Obama's plan is like the new Massachusetts universal coverage law with one exception: There is no mandate on individuals to get insurance or pay a penalty. Just as this state did, he would expand government subsidies and programs for the uninsured. His proposed National Health Insurance Exchange looks like Commonwealth Choice, this state's lineup of heavily regulated private insurance plans for people without work-based insurance. In Massachusetts, 94.6 percent of residents now have insurance. Without the mandate, Obama's plan would never come as close to universal coverage, but it would expand coverage.
McCain, on the other hand, would use the tax code to shift insurance from the workplace to the marketplace. Under his plan, employees would start having to pay income tax on the value of the healthcare premiums they receive from their employers, making it a less attractive benefit. At the same time, McCain offers a tax credit of $2,500 for individuals and $5,000 for families toward the cost of coverage at work or in the private, nongroup market.

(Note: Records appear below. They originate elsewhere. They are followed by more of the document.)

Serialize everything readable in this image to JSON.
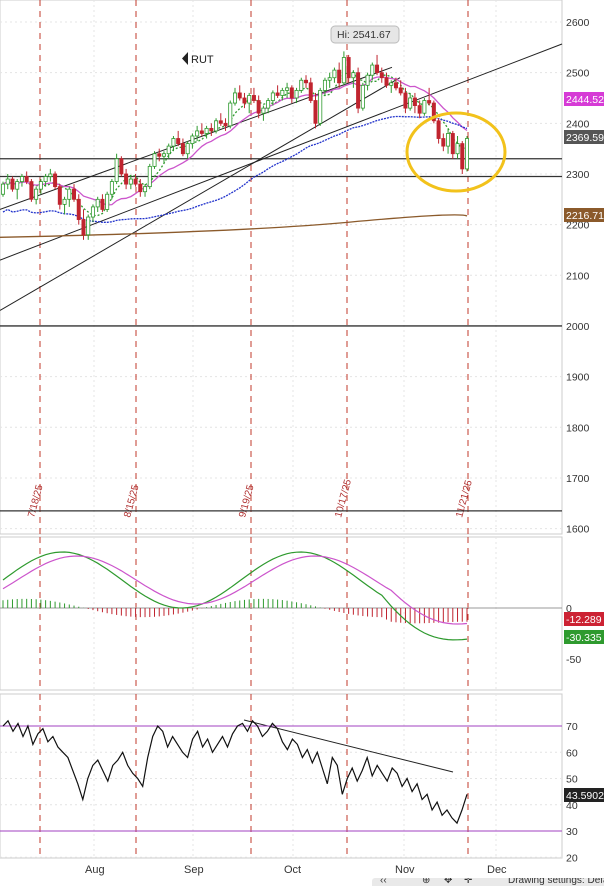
{
  "chart_data": [
    {
      "type": "candlestick",
      "title": "RUT",
      "high_label": "Hi: 2541.67",
      "y_axis_ticks": [
        "2600",
        "2500",
        "2400",
        "2300",
        "2200",
        "2100",
        "2000",
        "1900",
        "1800",
        "1700",
        "1600"
      ],
      "x_axis_ticks": [
        "Aug",
        "Sep",
        "Oct",
        "Nov",
        "Dec"
      ],
      "event_dates": [
        "7/18/25",
        "8/15/25",
        "9/19/25",
        "10/17/25",
        "11/21/25"
      ],
      "horizontal_levels": [
        2330,
        2295,
        2000,
        1635
      ],
      "price_labels": [
        {
          "text": "2444.52",
          "color": "#d63bd6"
        },
        {
          "text": "2369.59",
          "color": "#555555"
        },
        {
          "text": "2216.71",
          "color": "#8b5a2b"
        }
      ],
      "series": [
        {
          "name": "MA fast (green)",
          "color": "#2e9a2e"
        },
        {
          "name": "MA (magenta)",
          "color": "#cc55cc"
        },
        {
          "name": "MA (blue)",
          "color": "#2233cc"
        },
        {
          "name": "MA (brown)",
          "color": "#8b5a2b"
        }
      ],
      "candles": [
        [
          2260,
          2285,
          2255,
          2280
        ],
        [
          2280,
          2300,
          2270,
          2290
        ],
        [
          2290,
          2295,
          2265,
          2270
        ],
        [
          2270,
          2290,
          2250,
          2285
        ],
        [
          2285,
          2300,
          2275,
          2295
        ],
        [
          2295,
          2305,
          2280,
          2285
        ],
        [
          2285,
          2290,
          2245,
          2250
        ],
        [
          2250,
          2275,
          2240,
          2270
        ],
        [
          2270,
          2290,
          2260,
          2285
        ],
        [
          2285,
          2300,
          2275,
          2295
        ],
        [
          2295,
          2310,
          2285,
          2300
        ],
        [
          2300,
          2305,
          2270,
          2275
        ],
        [
          2275,
          2280,
          2230,
          2240
        ],
        [
          2240,
          2255,
          2220,
          2250
        ],
        [
          2250,
          2275,
          2235,
          2270
        ],
        [
          2270,
          2280,
          2245,
          2250
        ],
        [
          2250,
          2260,
          2200,
          2210
        ],
        [
          2210,
          2230,
          2170,
          2180
        ],
        [
          2180,
          2220,
          2170,
          2215
        ],
        [
          2215,
          2240,
          2205,
          2235
        ],
        [
          2235,
          2255,
          2225,
          2250
        ],
        [
          2250,
          2260,
          2225,
          2230
        ],
        [
          2230,
          2265,
          2225,
          2260
        ],
        [
          2260,
          2290,
          2250,
          2285
        ],
        [
          2285,
          2340,
          2280,
          2330
        ],
        [
          2330,
          2335,
          2295,
          2300
        ],
        [
          2300,
          2310,
          2270,
          2280
        ],
        [
          2280,
          2295,
          2270,
          2290
        ],
        [
          2290,
          2300,
          2275,
          2280
        ],
        [
          2280,
          2290,
          2255,
          2265
        ],
        [
          2265,
          2280,
          2255,
          2275
        ],
        [
          2275,
          2320,
          2270,
          2315
        ],
        [
          2315,
          2345,
          2310,
          2340
        ],
        [
          2340,
          2350,
          2325,
          2335
        ],
        [
          2335,
          2345,
          2320,
          2340
        ],
        [
          2340,
          2360,
          2330,
          2355
        ],
        [
          2355,
          2375,
          2345,
          2370
        ],
        [
          2370,
          2385,
          2355,
          2360
        ],
        [
          2360,
          2370,
          2335,
          2340
        ],
        [
          2340,
          2365,
          2330,
          2360
        ],
        [
          2360,
          2380,
          2350,
          2375
        ],
        [
          2375,
          2395,
          2365,
          2385
        ],
        [
          2385,
          2400,
          2375,
          2380
        ],
        [
          2380,
          2395,
          2370,
          2390
        ],
        [
          2390,
          2400,
          2375,
          2385
        ],
        [
          2385,
          2410,
          2380,
          2405
        ],
        [
          2405,
          2420,
          2395,
          2400
        ],
        [
          2400,
          2410,
          2385,
          2395
        ],
        [
          2395,
          2445,
          2390,
          2440
        ],
        [
          2440,
          2470,
          2435,
          2460
        ],
        [
          2460,
          2475,
          2445,
          2450
        ],
        [
          2450,
          2460,
          2430,
          2440
        ],
        [
          2440,
          2460,
          2420,
          2455
        ],
        [
          2455,
          2470,
          2440,
          2445
        ],
        [
          2445,
          2455,
          2410,
          2420
        ],
        [
          2420,
          2435,
          2405,
          2430
        ],
        [
          2430,
          2450,
          2420,
          2445
        ],
        [
          2445,
          2465,
          2435,
          2460
        ],
        [
          2460,
          2475,
          2450,
          2455
        ],
        [
          2455,
          2470,
          2445,
          2465
        ],
        [
          2465,
          2480,
          2450,
          2470
        ],
        [
          2470,
          2475,
          2440,
          2450
        ],
        [
          2450,
          2470,
          2440,
          2465
        ],
        [
          2465,
          2490,
          2460,
          2485
        ],
        [
          2485,
          2495,
          2470,
          2480
        ],
        [
          2480,
          2490,
          2440,
          2445
        ],
        [
          2445,
          2460,
          2390,
          2400
        ],
        [
          2400,
          2470,
          2395,
          2465
        ],
        [
          2465,
          2490,
          2455,
          2485
        ],
        [
          2485,
          2500,
          2470,
          2490
        ],
        [
          2490,
          2510,
          2480,
          2505
        ],
        [
          2505,
          2520,
          2470,
          2480
        ],
        [
          2480,
          2542,
          2475,
          2530
        ],
        [
          2530,
          2535,
          2480,
          2490
        ],
        [
          2490,
          2505,
          2470,
          2500
        ],
        [
          2500,
          2510,
          2420,
          2430
        ],
        [
          2430,
          2480,
          2425,
          2475
        ],
        [
          2475,
          2500,
          2465,
          2495
        ],
        [
          2495,
          2520,
          2485,
          2515
        ],
        [
          2515,
          2535,
          2495,
          2500
        ],
        [
          2500,
          2510,
          2480,
          2490
        ],
        [
          2490,
          2500,
          2470,
          2475
        ],
        [
          2475,
          2485,
          2460,
          2480
        ],
        [
          2480,
          2490,
          2465,
          2470
        ],
        [
          2470,
          2485,
          2455,
          2460
        ],
        [
          2460,
          2470,
          2420,
          2430
        ],
        [
          2430,
          2460,
          2425,
          2450
        ],
        [
          2450,
          2460,
          2420,
          2435
        ],
        [
          2435,
          2445,
          2410,
          2420
        ],
        [
          2420,
          2450,
          2415,
          2445
        ],
        [
          2445,
          2470,
          2435,
          2440
        ],
        [
          2440,
          2445,
          2400,
          2405
        ],
        [
          2405,
          2410,
          2360,
          2370
        ],
        [
          2370,
          2380,
          2345,
          2355
        ],
        [
          2355,
          2390,
          2340,
          2380
        ],
        [
          2380,
          2385,
          2330,
          2340
        ],
        [
          2340,
          2375,
          2330,
          2360
        ],
        [
          2360,
          2365,
          2300,
          2310
        ],
        [
          2310,
          2375,
          2305,
          2370
        ]
      ]
    },
    {
      "type": "macd",
      "y_axis_ticks": [
        "0",
        "-50"
      ],
      "value_labels": [
        {
          "text": "-12.289",
          "color": "#cc2233"
        },
        {
          "text": "-30.335",
          "color": "#2e9a2e"
        }
      ]
    },
    {
      "type": "rsi",
      "y_axis_ticks": [
        "70",
        "60",
        "50",
        "40",
        "30",
        "20"
      ],
      "levels": [
        70,
        30
      ],
      "value_label": "43.5902",
      "values": [
        70,
        72,
        68,
        71,
        66,
        70,
        63,
        67,
        69,
        64,
        66,
        62,
        60,
        58,
        53,
        48,
        42,
        50,
        55,
        57,
        53,
        49,
        55,
        57,
        60,
        55,
        52,
        50,
        47,
        58,
        66,
        70,
        68,
        62,
        66,
        63,
        60,
        58,
        65,
        68,
        62,
        65,
        60,
        63,
        66,
        62,
        67,
        70,
        71,
        68,
        72,
        70,
        66,
        68,
        71,
        69,
        64,
        61,
        65,
        63,
        58,
        61,
        56,
        60,
        54,
        48,
        58,
        55,
        44,
        50,
        54,
        49,
        53,
        58,
        51,
        55,
        52,
        49,
        54,
        52,
        47,
        50,
        45,
        48,
        42,
        44,
        38,
        41,
        36,
        38,
        35,
        33,
        38,
        44
      ]
    }
  ],
  "toolbar": {
    "label": "Drawing settings: Default"
  }
}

The upshot, analysts say, is that many young, healthy workers would reject their employers' taxable insurance benefit and either go without or find a high-deductible, low-premium policy on the private market. This would leave employers with an insured base of older, less healthy workers, which would drive up the cost of their insurance. The likely result is that many companies would drop coverage altogether.

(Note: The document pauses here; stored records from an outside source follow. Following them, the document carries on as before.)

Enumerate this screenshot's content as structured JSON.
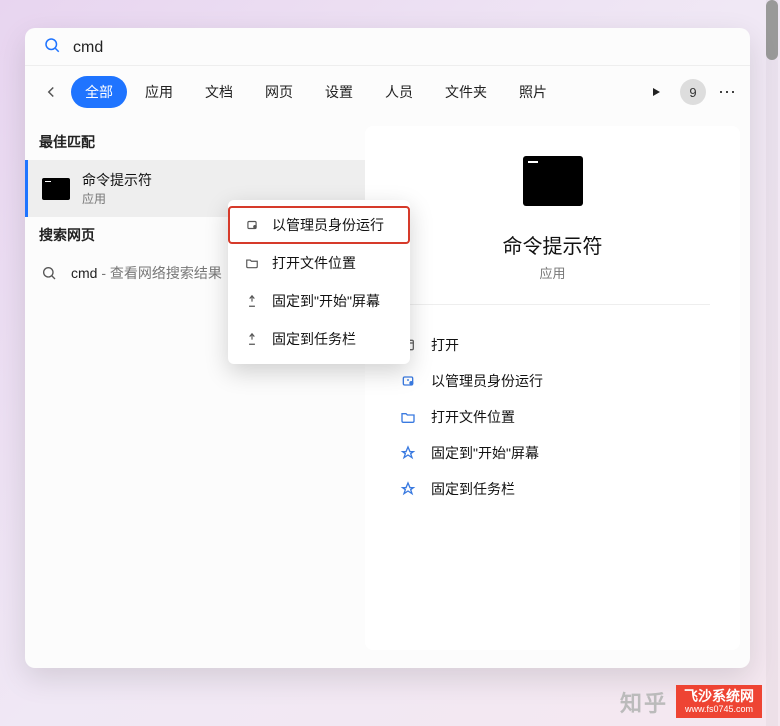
{
  "search": {
    "query": "cmd"
  },
  "tabs": {
    "items": [
      "全部",
      "应用",
      "文档",
      "网页",
      "设置",
      "人员",
      "文件夹",
      "照片"
    ],
    "active_index": 0,
    "badge": "9"
  },
  "left": {
    "best_match_label": "最佳匹配",
    "result": {
      "title": "命令提示符",
      "subtitle": "应用"
    },
    "web_label": "搜索网页",
    "web_item": {
      "query": "cmd",
      "suffix": " - 查看网络搜索结果"
    }
  },
  "context_menu": {
    "items": [
      {
        "icon": "admin",
        "label": "以管理员身份运行",
        "highlight": true
      },
      {
        "icon": "folder",
        "label": "打开文件位置"
      },
      {
        "icon": "pin",
        "label": "固定到\"开始\"屏幕"
      },
      {
        "icon": "pin",
        "label": "固定到任务栏"
      }
    ]
  },
  "preview": {
    "title": "命令提示符",
    "subtitle": "应用",
    "actions": [
      {
        "icon": "open",
        "label": "打开"
      },
      {
        "icon": "admin",
        "label": "以管理员身份运行"
      },
      {
        "icon": "folder",
        "label": "打开文件位置"
      },
      {
        "icon": "pin",
        "label": "固定到\"开始\"屏幕"
      },
      {
        "icon": "pin",
        "label": "固定到任务栏"
      }
    ]
  },
  "watermark": {
    "zhihu": "知乎",
    "brand": "飞沙系统网",
    "url": "www.fs0745.com"
  },
  "colors": {
    "accent": "#1f74ff",
    "highlight_border": "#d63a2a"
  }
}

Currently, about 60 percent of all Americans, 180 million people, get health insurance through their own job or that of a family member. A major drawback is that the insurance is not portable when an employee quits, gets laid off, or moves to a new position. But the group rates that employer-based insurance affords have kept its cost manageable. This has been the bulwark of health insurance since World War II.
After a Republican primary campaign in which candidates and debate moderators rarely mentioned healthcare, healthcare specialists are beginning to take notice of the radical base of McCain's plan. David Snow, the CEO of Medco, the largest US manager of drug benefits, told the National Press Club this month that McCain's plan "will create chaos." Robert Laszewski, a Washington-based consultant on benefits, has said that under the McCain plan most companies would stop paying for healthcare in three to four years.
McCain would not lament this. In his vision, the best way to cut costs in the system is to have many private insurers competing for the premiums of individuals by driving hard bargains with hospitals, doctors, and other providers. Critics of the McCain plan, including four health economics experts who discuss it in the current issue of Health Affairs, point out that nongroup coverage carries such high administrative costs that consumers are likely to find themselves paying higher premiums for thinner protection.